About photos: After ditching Google’s Picasa a while back–it was too much work getting at edited photos from inside other programs–I usually alternate between Microsoft’s Windows Live Photo Gallery and Paint.Net. I used the latter app almost exclusively at CES for a reason irrelevant to most of you: Discovery News’s blog format requires specific photo sizes, and Paint.Net makes it easy to crop a photo to a set proportion.

The best photos I took came from the oldest hardware in the image above, the Canon A570 IS camera I’ve had since 2007. Once I got home, I used Apple’s iPhoto to upload everything to a Flickr set.

I carried my own phone, the battered HTC model at the bottom left of the photo, but used it much less often than the two review models above it, also Android-based: a Samsung Galaxy Nexus on Verizon and an LG Nitro HD on AT&T. I’ll save my full evaluation of both for later, but I will say I’m not the biggest fan of the Nexus for its battery drain, the two freeze-ups I could only cure by removing its battery, and its maddening failure to save a timestamp on several photos. The Nitro, in turn, suffered from LG’s puzzling and unnecessary alterations to the standard Android interface.
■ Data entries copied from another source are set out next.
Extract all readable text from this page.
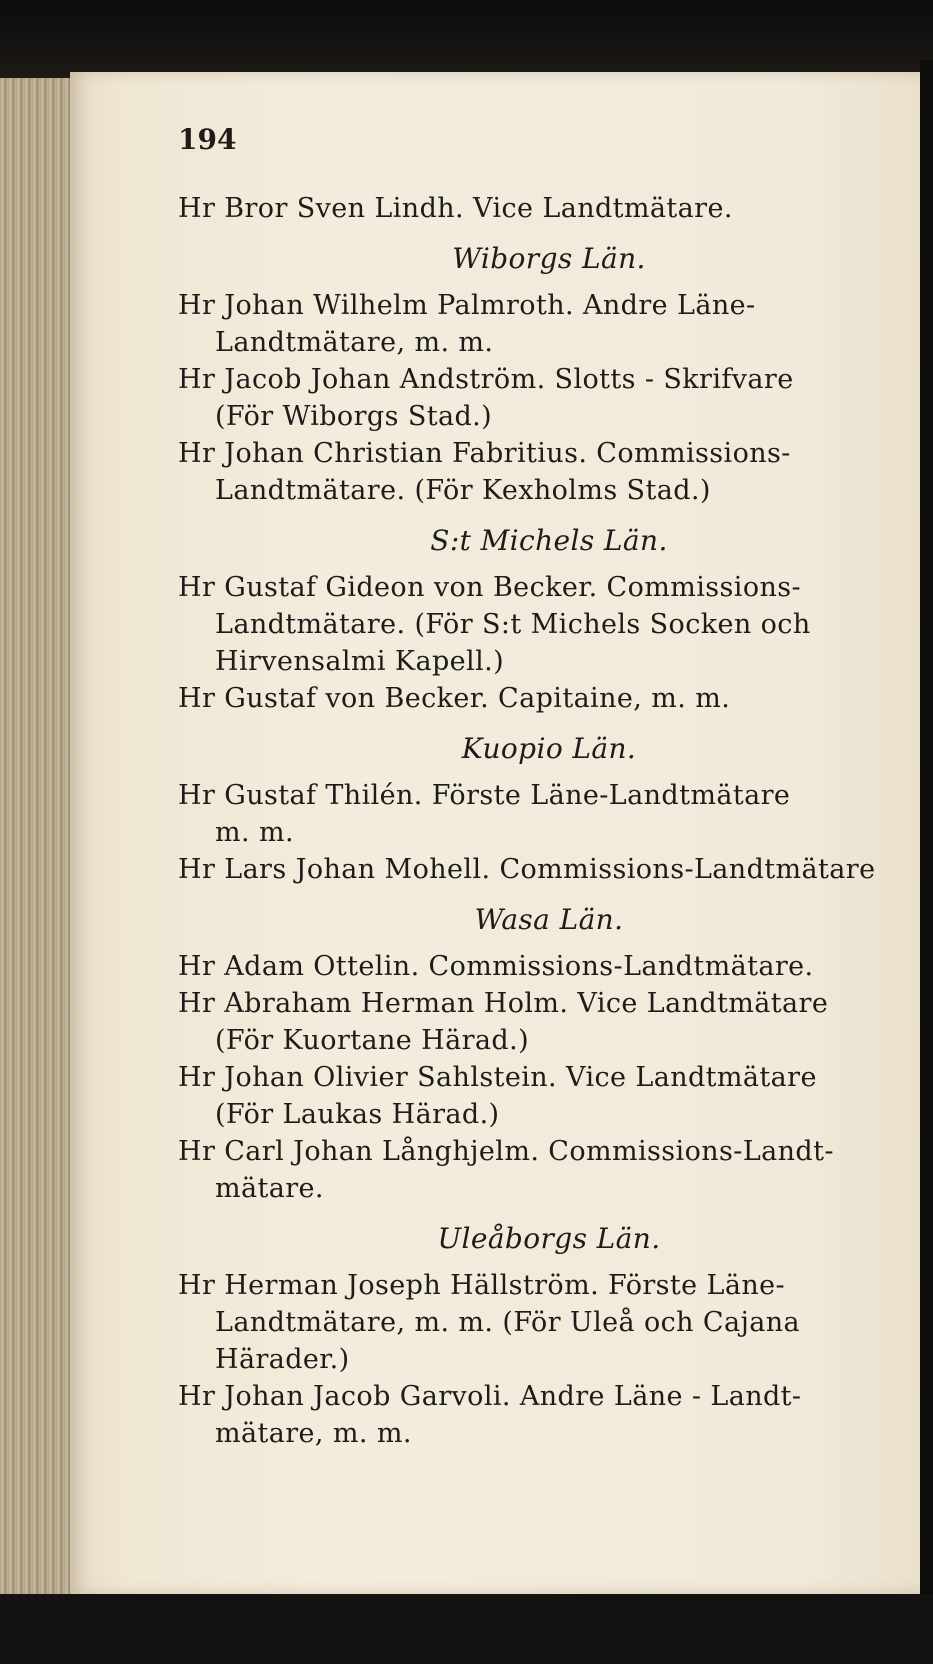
194
Hr Bror Sven Lindh. Vice Landtmätare.
Wiborgs Län.
Hr Johan Wilhelm Palmroth. Andre Läne-
Landtmätare, m. m.
Hr Jacob Johan Andström. Slotts - Skrifvare
(För Wiborgs Stad.)
Hr Johan Christian Fabritius. Commissions-
Landtmätare. (För Kexholms Stad.)
S:t Michels Län.
Hr Gustaf Gideon von Becker. Commissions-
Landtmätare. (För S:t Michels Socken och
Hirvensalmi Kapell.)
Hr Gustaf von Becker. Capitaine, m. m.
Kuopio Län.
Hr Gustaf Thilén. Förste Läne-Landtmätare
m. m.
Hr Lars Johan Mohell. Commissions-Landtmätare
Wasa Län.
Hr Adam Ottelin. Commissions-Landtmätare.
Hr Abraham Herman Holm. Vice Landtmätare
(För Kuortane Härad.)
Hr Johan Olivier Sahlstein. Vice Landtmätare
(För Laukas Härad.)
Hr Carl Johan Långhjelm. Commissions-Landt-
mätare.
Uleåborgs Län.
Hr Herman Joseph Hällström. Förste Läne-
Landtmätare, m. m. (För Uleå och Cajana
Härader.)
Hr Johan Jacob Garvoli. Andre Läne - Landt-
mätare, m. m.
I took most of my notes on Twitter, which was terrific for real-time sharing but inconvenient afterwards. As noted before here, Storify is useless as an archiving tool, since I’d have to drag and drop 300 or so tweets one at a time; I may try TweetBackup instead. I didn’t use Evernote as much as in prior years, and this time around its utility was undercut when the app crashed a couple of times, taking my most recent input with it in each case. That raises a question: Why does its Android version have a “Save” button at all when the Windows and Mac editions save every keystroke automatically?

I took along one extra item, a Belkin travel surge protector. Being able to turn one outlet into three–plus two powered USB ports–simplified recharging everything in my hotel room. It was also an enormous help (and a good conversation piece) in crowded press rooms.

The luggage you see underneath is a messenger bag called an Airbeltbag that I got as a Christmas gift. Yes, that’s a real airline seat-belt buckle you see latching it closed. The TSA guy at McCarran Airport in Las Vegas and a publicist for the Tripit travel-planning app got a kick out of that, but I also appreciated that this bag will not accidentally open once you insert the metal fitting into the buckle. I just wish the zippered pocket on the outside had some pouches on its inside for pens and business cards.

If you have questions about any of this gear–or, more importantly, my coverage of the show, including the wrap-up I did for the Consumer Electronics Association this week–you can ask me in real time at tomorrow’s Web chat. It runs from noon to 1 or so at CEA’s blog. This will be my first live Q&A since my finale at the Post back in April, so I’m looking forward to it. Talk to you all then?